Yüzde 100’ü aşan inşaat maliyet artışı ve talep, konut fiyatlarını yükseltti.
TSKB(Türkiye Sınai Kalkınma Bankası) Gayrimenkul Değerleme tarafından yapılan araştırmada çıkan sonuçlara göre, sıfır konuta ulaşmanın ne kadar zor olduğu ortaya çıktı. İstanbul’da konut talebinin canlı olduğu 12 ilçede yapılan araştırmada, standart bir yeni binada en ucuz konut Esenyurt’ta bulunmaktadır. Bölgede metrekare satış fiyatı 12 bin liradan başlıyor. Merkezi ilçelere yönelince ise metrekare fiyatı 95 bin liraya çıkıyor. İstanbul’da site içinde yeni bir ev almak istediğinizde ise en uygun metrekare fiyatı 30 bin TL. Yani 100 metrekare en ucuz ev 3 milyon liradan satılıyor. Yine merkezi ilçelere bakıldığında ise sadece 1 metrekarenin fiyatı 200 bin lirayı aşıyor.
3 BÜYÜKTE EN UCUZ ANKARA
Değerleme şirketi Ankara ve İzmir’de de yeni konut fiyatlarını da inceledi. Buna göre İzmir’de yeni bir binada en ucuz evin metrekare fiyatı 6 bin 500 lira olsa da birçok ilçede 10 bin lira bandının aşıldığı görülüyor. En yüksek metrekare fiyatına bakıldığında ise rakam 85 bin liraya kadar çıkıyor. 3 büyük ilde en uygun yeni konut seçenekleri ise Ankara’da. Çankaya, Keçiören ve Yenimahalle dışındaki ilçelerde metrekare fiyatı 10 bin liranın altında seçenek var. Hatta merkezi olmayan noktalarda fiyatlar 4-5 bin lira bandına düşüyor. Başkentte en yüksek fiyatlara bakıldığında ise metrekare satış fiyatı 50 bin lirayı buluyor.

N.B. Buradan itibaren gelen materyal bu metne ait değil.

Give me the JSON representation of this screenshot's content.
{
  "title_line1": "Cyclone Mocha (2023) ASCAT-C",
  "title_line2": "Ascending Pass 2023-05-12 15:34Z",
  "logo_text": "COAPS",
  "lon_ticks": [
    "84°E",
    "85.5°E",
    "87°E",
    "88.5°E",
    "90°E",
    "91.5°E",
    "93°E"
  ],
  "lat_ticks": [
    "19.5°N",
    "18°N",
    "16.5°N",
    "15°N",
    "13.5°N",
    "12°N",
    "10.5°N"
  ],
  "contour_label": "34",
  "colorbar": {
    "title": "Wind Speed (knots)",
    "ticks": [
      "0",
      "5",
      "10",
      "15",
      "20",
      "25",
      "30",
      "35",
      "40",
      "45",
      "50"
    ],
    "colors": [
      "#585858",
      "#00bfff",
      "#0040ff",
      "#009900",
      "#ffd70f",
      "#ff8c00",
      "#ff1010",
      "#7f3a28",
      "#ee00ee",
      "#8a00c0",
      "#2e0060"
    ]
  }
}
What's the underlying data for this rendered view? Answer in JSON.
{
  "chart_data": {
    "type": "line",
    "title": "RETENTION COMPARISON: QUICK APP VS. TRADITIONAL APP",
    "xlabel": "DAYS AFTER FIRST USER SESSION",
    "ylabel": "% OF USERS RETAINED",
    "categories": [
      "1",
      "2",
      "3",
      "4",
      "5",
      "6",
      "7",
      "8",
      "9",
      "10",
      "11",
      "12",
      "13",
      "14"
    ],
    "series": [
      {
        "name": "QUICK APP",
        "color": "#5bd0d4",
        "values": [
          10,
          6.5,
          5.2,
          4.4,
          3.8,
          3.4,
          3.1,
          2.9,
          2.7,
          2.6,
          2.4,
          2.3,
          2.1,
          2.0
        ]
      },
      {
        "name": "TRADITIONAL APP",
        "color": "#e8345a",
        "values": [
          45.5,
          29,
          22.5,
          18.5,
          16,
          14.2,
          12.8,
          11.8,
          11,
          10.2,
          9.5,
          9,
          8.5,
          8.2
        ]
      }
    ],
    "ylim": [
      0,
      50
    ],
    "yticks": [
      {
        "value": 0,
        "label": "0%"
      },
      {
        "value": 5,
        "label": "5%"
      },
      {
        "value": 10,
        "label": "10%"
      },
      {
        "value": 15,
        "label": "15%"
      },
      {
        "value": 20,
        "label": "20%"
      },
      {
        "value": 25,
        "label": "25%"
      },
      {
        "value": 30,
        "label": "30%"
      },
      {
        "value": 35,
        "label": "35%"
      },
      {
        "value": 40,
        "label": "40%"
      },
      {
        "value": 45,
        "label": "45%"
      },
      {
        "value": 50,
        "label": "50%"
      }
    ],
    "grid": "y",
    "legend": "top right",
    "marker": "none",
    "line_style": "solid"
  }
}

KONUT FİYATLARI NEDEN ARTTI?
TSKB Gayrimenkul Değerleme Genel Müdürü Makbule Yönel Maya, konut fiyatlarındaki artışın 2021 yılı ekim ayından itibaren sürdüğünü belirterek şu değerlendirmeyi yaptı:
“2022 yılında da konut fiyatlarındaki artış önemli bir başlık olarak gündemde kalmaya devam ediyor. Yeni konut fiyatı araştırmasını bu yıl nisan ayında da yapmıştık. Ortalama artışın geçen 5 aylık sürede İstanbul için yüzde 47, Ankara için yüzde 22.5, İzmir için de yüzde 24 mertebelerinde olduğunu gözlemledik. İstanbul’da 5 ayda yüzde 60’ın üzerinde artış olan ilçeler de var. Bu anlamda 2022’nin önceki yıllardan oldukça farklılaşması dikkat çekiyor. Bu farklılaşmanın nedenlerini irdelediğimizde enflasyonist ortam, mevduat yatırımının reel olarak paranın değerini koruyamaması, arz-talep dengesi, inşaat maliyetlerindeki artış hızı ve artış oranının yüksekliği, talep canlılığına karşı arza yeni eklenen birim sayısındaki azalma gibi etkenler öne çıkıyor.” Maya, “5 aylık bir dönemde bu denli hızlı artışların yılın son çeyreğinde bir miktar hızını düşüreceğini öngörmek mümkün” ifadelerini kullandı.